Fannie Mae’s Home Purchase Sentiment Index (HPSI) continued to rebound last month from its sharp retreat to near record lows in the Spring. The Index, based on selected responses to the company’s National Housing Survey (NHS) fell an aggregate 29.5 points in March and April, in reaction to the COVID-19 crisis. It added back 4.5 points in May and gained another 9 points in June.
The Index is now at 76.5, with four of the six survey components used in the index moving higher. The HPSI however, is still down 15 points from its level in June 2019.
Survey respondents expressed a significantly more positive view of homebuying and home selling conditions than in recent months. Sixty-one percent of participants said they thought it was a good time to buy a home and the net positive answers increased from 2.0 percent in May to 34 percent in June.
“Good time to sell” answers fell to a net negative of 36 percent and 30 percent in April and May, respectively, and were still not back in positive territory in June but did recover to -7 percent. Only 41 percent viewed this as a good time to sell.
Confidence about job security has long had the highest net positives on the HPSI but that metric has suffered in the current crisis. While 74 percent said they were not concerned about losing their jobs in June, the percentage of those who are has doubled in the last few months to 26 percent. This leaves the net who are not concerned at 48 percent down about 30 points since the beginning of the year.
More respondents reported higher household income than a year earlier and fewer reported a decline. Thus, the net for higher income rose to 9 percent.
The net positive percentage of respondents who say home prices will go up in the next 12 months increased this month by 18 percentage points to 9 percent. Consumers also tend to think mortgage rates may be nearing the bottom. The net of those who said rates would fall over the next 12 months fell from 0 percent to -15 percent.
“A second month of improvement in June allowed the HPSI to regain some of the sharp losses in optimism observed in March and April,” said Doug Duncan, Senior Vice President and Chief Economist. “The share of renters who say it’s a good time to buy a home is now at its highest level in five years, suggesting favorable conditions for first-time homebuying, consistent with the recent rebound in home purchase activity.
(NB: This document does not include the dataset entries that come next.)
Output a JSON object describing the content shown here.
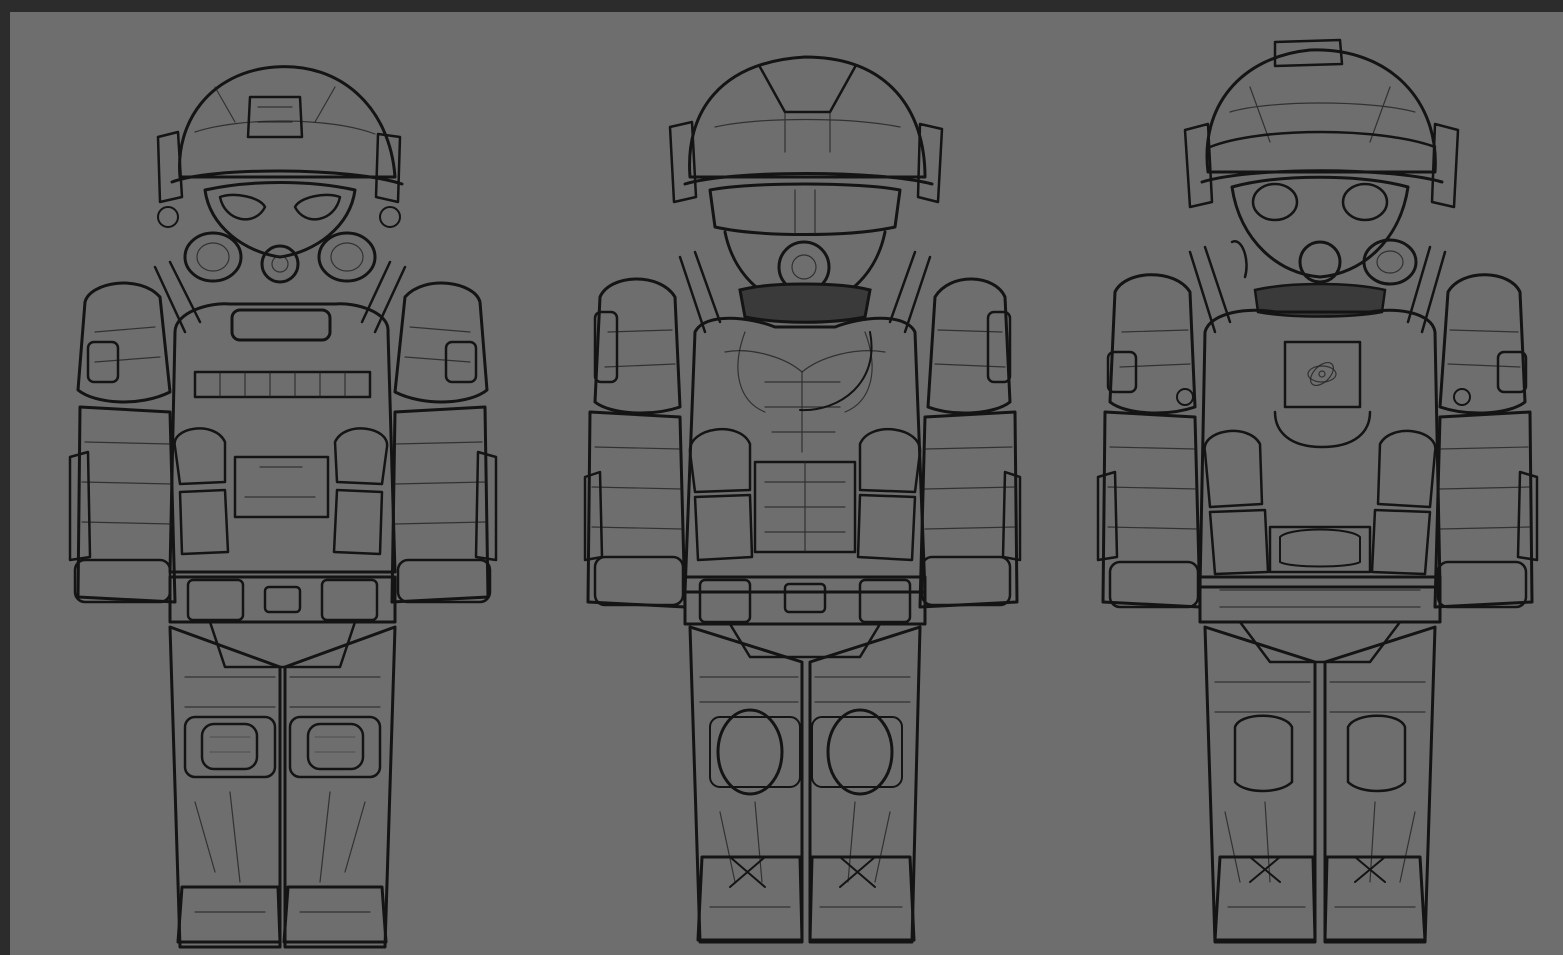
{
  "window": {
    "bg_color": "#2b2b2b",
    "canvas_color": "#6e6e6e",
    "ink_color": "#141414"
  },
  "canvas": {
    "content": "sketch-lineart",
    "figures": [
      {
        "name": "soldier-gasmask-helmet-1",
        "icon": "figure-sketch"
      },
      {
        "name": "soldier-goggles-helmet-2",
        "icon": "figure-sketch"
      },
      {
        "name": "soldier-gasmask-helmet-3",
        "icon": "figure-sketch"
      }
    ]
  }
}
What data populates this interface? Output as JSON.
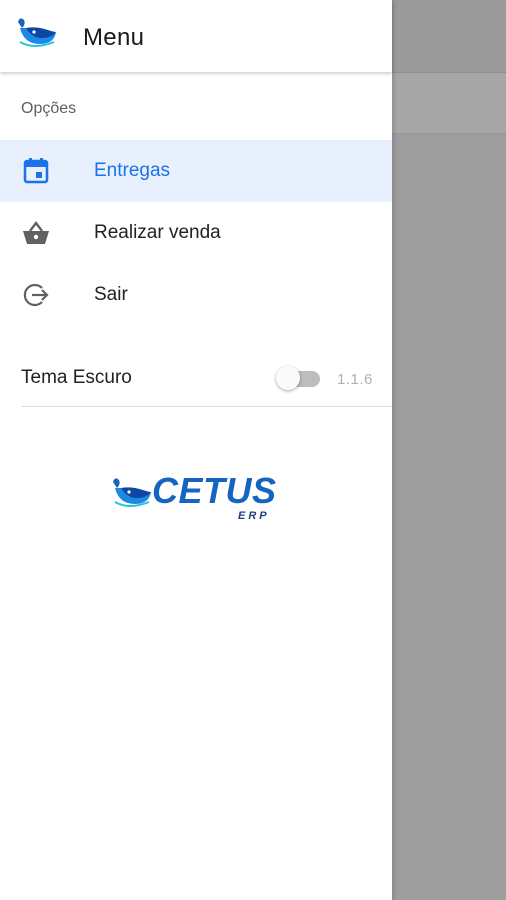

Homeowners seem to have taken note of the resulting lack of housing supply, with an increased share saying it’s a good time to sell a home. However, this activity may cool again in the coming months, depending on the extent to which it can be attributed to consumers having chosen to delay or to accelerate homebuying plans due to the pandemic. Survey respondents’ persistent, substantially elevated concerns about job security in the face of record unemployment remains a key takeaway, particularly among renters and homeowners with a mortgage. We believe the continuing uncertainty regarding the coronavirus’ containment suggests an uneven and potentially volatile course toward economic recovery.”
While it is not part of the index, the percentage of respondents who think the economy is on the right or the wrong track shifted slightly last month. Right track answers rose 4 points to 33 percent while wrong track answers were down 3 points to 57 percent. This, however, is still almost a complete reversal of the two tracks relative to their positions following the February survey.
The National Housing Survey from which the HPSI is constructed, is conducted monthly by telephone among 1,000 consumers, both homeowners and renters. In addition to the six questions that are the framework of the index, respondents are asked questions about the economy, personal finances, attitudes about getting a mortgage, and questions to track attitudinal shifts.